Camouflage: het oog bedrogen
Beeldtaal is de overdracht van gedachten waarbij het geschreven woord – geheel of gedeeltelijk – vervangen is door beeld. In de maanden augustus en september publiceert Willem Visser (beeldend kunstenaar, psycholoog en tekstschrijver) op zaterdagochtend een reeks artikelen over beeldtaal aan de hand van voorbeelden uit kunst, psychologie en alledaagse waarneming.
De natuur maakt dankbaar gebruik van onvolkomenheden in de waarneming. Camouflage is daarvan een illustratief voorbeeld. In de evolutie gaat het meestal om sneller, wendbaarder of slimmer te zijn. Maar je kunt je natuurlijk een hoop ellende en inspanning besparen door gewoon niet op te vallen. Beter nog: onzichtbaar te zijn.
Camoufleren betekent letterlijk ‘onopvallend maken; wegmoffelen; onzichtbaar maken’. Het is ontleend aan het Franse camoufler waarin we invloed vinden van camouflet, wat letterlijk betekent ‘rook die in iemands gezicht geblazen wordt’. Dit zou zijn overgenomen uit het Italiaanse camufarre dat gevormd is uit capo (hoofd) en mufarre (verhullen).
Evolutie van camouflage in versnelde ontwikkeling
Een natuurlijk proces van ‘camouflage in ontwikkeling’ was te volgen bij de berkenspanner of peper-en-zout-vlinder (Biston betularia) in Engeland.
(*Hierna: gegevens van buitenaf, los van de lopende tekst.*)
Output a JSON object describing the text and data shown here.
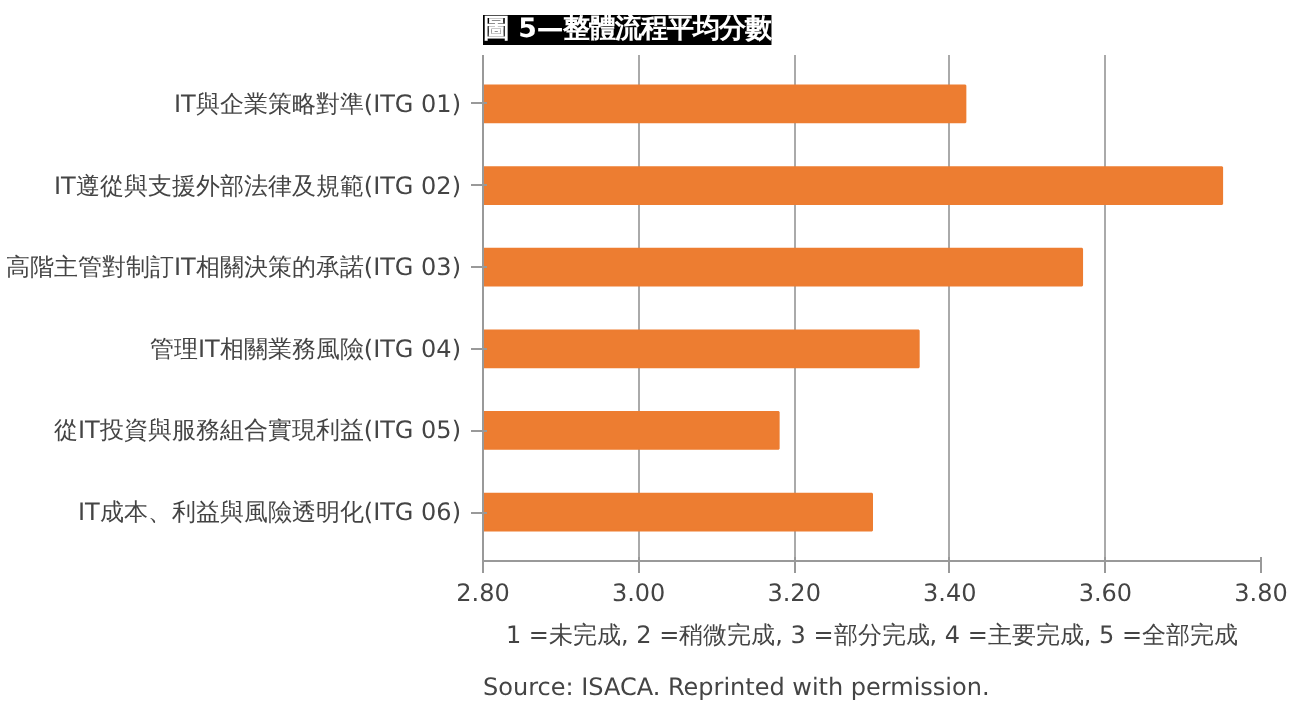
{
  "chart_data": {
    "type": "bar",
    "orientation": "horizontal",
    "title": "圖 5—整體流程平均分數",
    "categories": [
      "IT與企業策略對準(ITG 01)",
      "IT遵從與支援外部法律及規範(ITG 02)",
      "高階主管對制訂IT相關決策的承諾(ITG 03)",
      "管理IT相關業務風險(ITG 04)",
      "從IT投資與服務組合實現利益(ITG 05)",
      "IT成本、利益與風險透明化(ITG 06)"
    ],
    "values": [
      3.42,
      3.75,
      3.57,
      3.36,
      3.18,
      3.3
    ],
    "color": "#ed7d31",
    "xlim": [
      2.8,
      3.8
    ],
    "xticks": [
      {
        "value": 2.8,
        "label": "2.80"
      },
      {
        "value": 3.0,
        "label": "3.00"
      },
      {
        "value": 3.2,
        "label": "3.20"
      },
      {
        "value": 3.4,
        "label": "3.40"
      },
      {
        "value": 3.6,
        "label": "3.60"
      },
      {
        "value": 3.8,
        "label": "3.80"
      }
    ],
    "grid": "x",
    "annotations": [
      "1 =未完成, 2 =稍微完成, 3 =部分完成, 4 =主要完成, 5 =全部完成",
      "Source:  ISACA. Reprinted with permission."
    ]
  }
}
Bron: https://nl.wikipedia.org/wiki/Peper-en-zoutvlinder
(Martinowksy uit nl)
Tot 1848 was deze altijd grijs gespikkeld, maar in dat jaar nam men in Manchester voor het eerst een volledig zwart individu waar. Deze vorm nam vervolgens snel in frequentie toe. Omstreeks 1900 bestond zelfs 95% van de populatie in geïndustrialiseerde gebieden uit donkere exemplaren.